3. Nor did the trial court err in refusing to allow *593defense counsel to cross examine Detective John Seay concerning the nature of the grant of immunity. Detective Seay was present during the arrest of Raymond Downs on December 28 and his testimony dealt with the circumstances surrounding that arrest. On cross examination defense counsel attempted to ask Detective Seay what his conclusions were as to the believability of witnesses given immunity. Upon objection the jury was excused and counsel stated to the court that the jury was entitled to know "the pitfalls of immunity,” and that he wanted Seay to express his opinion based on his experience with the witness Debbie Kidd in the Matthews murder cases. (See in this connection Creamer v. State, 229 Ga. 511 (192 SE2d 350) (1972); Emmett v. Ricketts, 397 FSupp. 1025 (N.D. Ga. 1975)). Specifically he wanted to question Seay as to Debbie Kidd’s believability based on his post-conviction investigations. The trial judge found that the proffer of evidence was not relevant to any issue in the case, and we agree. Code § 38-201. "Questions of relevancy of evidence, which includes the issue of materiality, are for the court, and in the absence of an abuse of judicial discretion, this court will not interfere. Garner v. State, 83 Ga. App. 178, 184 (63 SE2d 225).” MacNerland v. Johnson, 137 Ga. App. 541, 542 (1) (224 SE2d 431) (1976).

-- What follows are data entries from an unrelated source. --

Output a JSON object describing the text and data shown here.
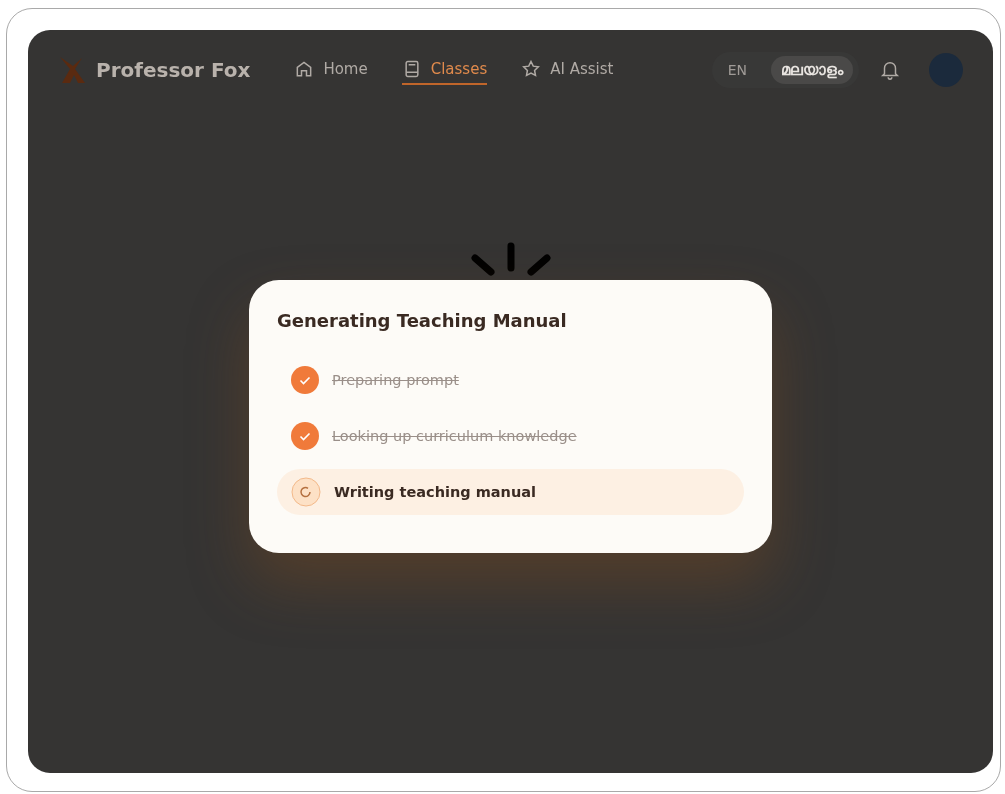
{
  "header": {
    "brand": "Professor Fox",
    "nav": [
      {
        "label": "Home",
        "selected": false
      },
      {
        "label": "Classes",
        "selected": true
      },
      {
        "label": "AI Assist",
        "selected": false
      }
    ],
    "languages": [
      {
        "label": "EN",
        "selected": false
      },
      {
        "label": "മലയാളം",
        "selected": true
      }
    ]
  },
  "dialog": {
    "title": "Generating Teaching Manual",
    "steps": [
      {
        "label": "Preparing prompt",
        "completed": true
      },
      {
        "label": "Looking up curriculum knowledge",
        "completed": true
      },
      {
        "label": "Writing teaching manual",
        "completed": false
      }
    ]
  }
}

4. The trial court did not err in failing to grant a new trial on the ground of alleged juror misconduct. The defense presented an affidavit of Norman Collins, a juror, alleging that after the jury retired another juror, Virgil Daniel, stated that Raymond Downs had a criminal record "as long as your arm.” Collins indicated that the statement had no effect on him, but it was his opinion that it greatly impressed Daniel. However, Daniel swore that Collins’ statement was untrue and that no juror, at any time, discussed any alleged criminal conviction of Raymond Downs, that the subject of a prior criminal record was not discussed at any time by any juror, and that the sole basis for his decision as an individual juror was based upon the evidence presented in court and the charge by the judge as to the law in the case. Clearly Collins’ affidavit has to be considered as tending to impeach his verdict, which is not permissible under *594Georgia law. Code § 110-109; Wisdom v. State, 234 Ga. 650, 658 (217 SE2d 244) (1975).

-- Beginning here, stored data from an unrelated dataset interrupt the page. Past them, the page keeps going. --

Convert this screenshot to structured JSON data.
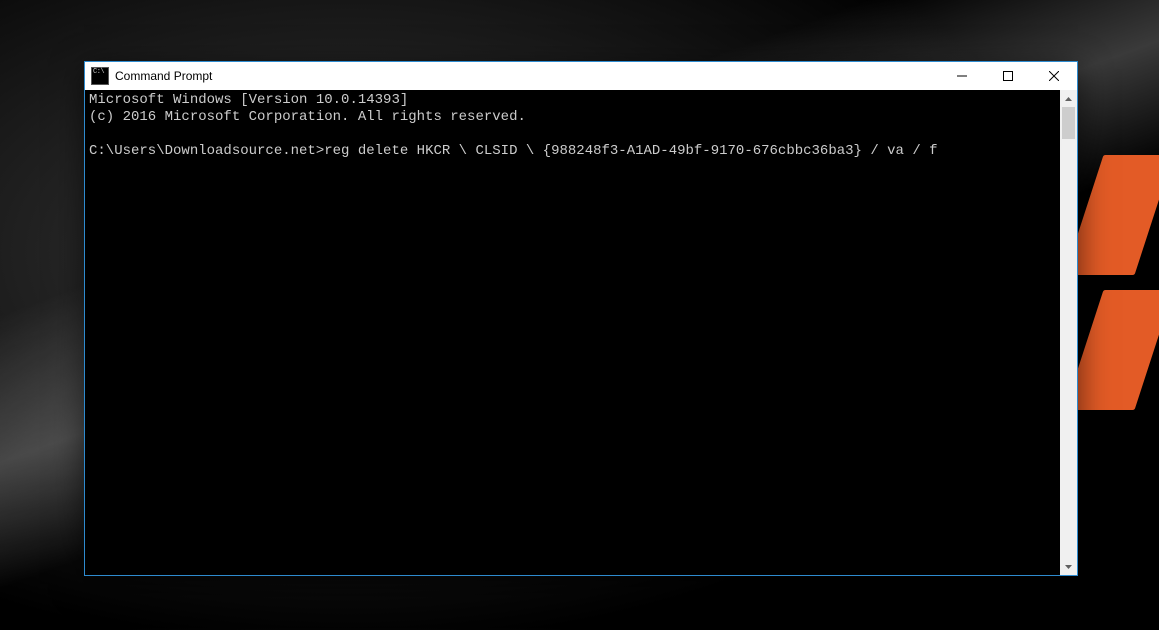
{
  "window": {
    "title": "Command Prompt"
  },
  "console": {
    "line1": "Microsoft Windows [Version 10.0.14393]",
    "line2": "(c) 2016 Microsoft Corporation. All rights reserved.",
    "blank": "",
    "prompt": "C:\\Users\\Downloadsource.net>",
    "command": "reg delete HKCR \\ CLSID \\ {988248f3-A1AD-49bf-9170-676cbbc36ba3} / va / f"
  }
}
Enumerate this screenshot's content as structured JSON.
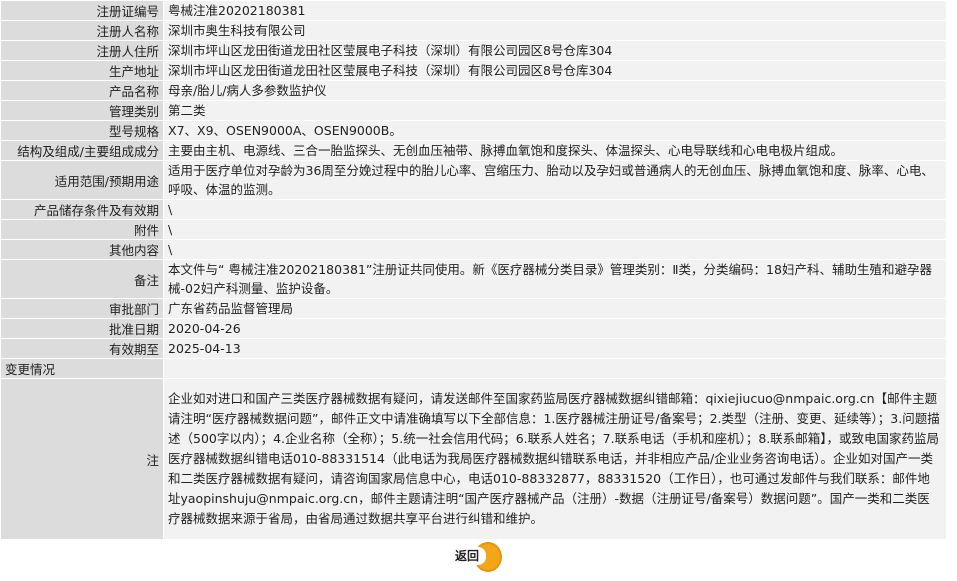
{
  "rows": [
    {
      "label": "注册证编号",
      "value": "粤械注准20202180381"
    },
    {
      "label": "注册人名称",
      "value": "深圳市奥生科技有限公司"
    },
    {
      "label": "注册人住所",
      "value": "深圳市坪山区龙田街道龙田社区莹展电子科技（深圳）有限公司园区8号仓库304"
    },
    {
      "label": "生产地址",
      "value": "深圳市坪山区龙田街道龙田社区莹展电子科技（深圳）有限公司园区8号仓库304"
    },
    {
      "label": "产品名称",
      "value": "母亲/胎儿/病人多参数监护仪"
    },
    {
      "label": "管理类别",
      "value": "第二类"
    },
    {
      "label": "型号规格",
      "value": "X7、X9、OSEN9000A、OSEN9000B。"
    },
    {
      "label": "结构及组成/主要组成成分",
      "value": "主要由主机、电源线、三合一胎监探头、无创血压袖带、脉搏血氧饱和度探头、体温探头、心电导联线和心电电极片组成。"
    },
    {
      "label": "适用范围/预期用途",
      "value": "适用于医疗单位对孕龄为36周至分娩过程中的胎儿心率、宫缩压力、胎动以及孕妇或普通病人的无创血压、脉搏血氧饱和度、脉率、心电、呼吸、体温的监测。"
    },
    {
      "label": "产品储存条件及有效期",
      "value": "\\"
    },
    {
      "label": "附件",
      "value": "\\"
    },
    {
      "label": "其他内容",
      "value": "\\"
    },
    {
      "label": "备注",
      "value": "本文件与“ 粤械注准20202180381”注册证共同使用。新《医疗器械分类目录》管理类别：Ⅱ类，分类编码：18妇产科、辅助生殖和避孕器械-02妇产科测量、监护设备。"
    },
    {
      "label": "审批部门",
      "value": "广东省药品监督管理局"
    },
    {
      "label": "批准日期",
      "value": "2020-04-26"
    },
    {
      "label": "有效期至",
      "value": "2025-04-13"
    }
  ],
  "change_label": "变更情况",
  "change_value": "",
  "note_label": "注",
  "note_text": "企业如对进口和国产三类医疗器械数据有疑问，请发送邮件至国家药监局医疗器械数据纠错邮箱：qixiejiucuo@nmpaic.org.cn【邮件主题请注明“医疗器械数据问题”，邮件正文中请准确填写以下全部信息：1.医疗器械注册证号/备案号；2.类型（注册、变更、延续等）；3.问题描述（500字以内）；4.企业名称（全称）；5.统一社会信用代码；6.联系人姓名；7.联系电话（手机和座机）；8.联系邮箱】，或致电国家药监局医疗器械数据纠错电话010-88331514（此电话为我局医疗器械数据纠错联系电话，并非相应产品/企业业务咨询电话）。企业如对国产一类和二类医疗器械数据有疑问，请咨询国家局信息中心，电话010-88332877，88331520（工作日），也可通过发邮件与我们联系：邮件地址yaopinshuju@nmpaic.org.cn，邮件主题请注明“国产医疗器械产品（注册）-数据（注册证号/备案号）数据问题”。国产一类和二类医疗器械数据来源于省局，由省局通过数据共享平台进行纠错和维护。",
  "back_label": "返回",
  "colors": {
    "label_bg": "#dcdcdc",
    "value_bg": "#f2f2f2",
    "button_orange": "#f3a718"
  }
}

Submitted February 7, 1978 Decided April 5, 1978. Dupree & Staples, Hylton B. Dupree, Jr., David S. Marotte, for appellant. Thomas J. Charron, District Attorney, Adele Grubbs, Assistant District Attorney, Richard L. Moore, Special Assistant District Attorney, for appellee.

5. Contentions as to the overruling of his Brady motion were determined adversely to Raymond in Division 1 of the appeal of his brother, Downs v. State, supra.

Judgment affirmed.

Quillian, P. J., and McMurray, J., concur.

A navy blue jacket was found directly behind the Treasure Island store, 200 to 300 feet from the loading dock on December 26. It contained $1,005 in one pocket and $115 was lying on the ground. This money was claimed by Treasure Island. Raymond Downs testified that he smoked Marlboro cigarets, and the coat also contained a package of Marlboro cigarets.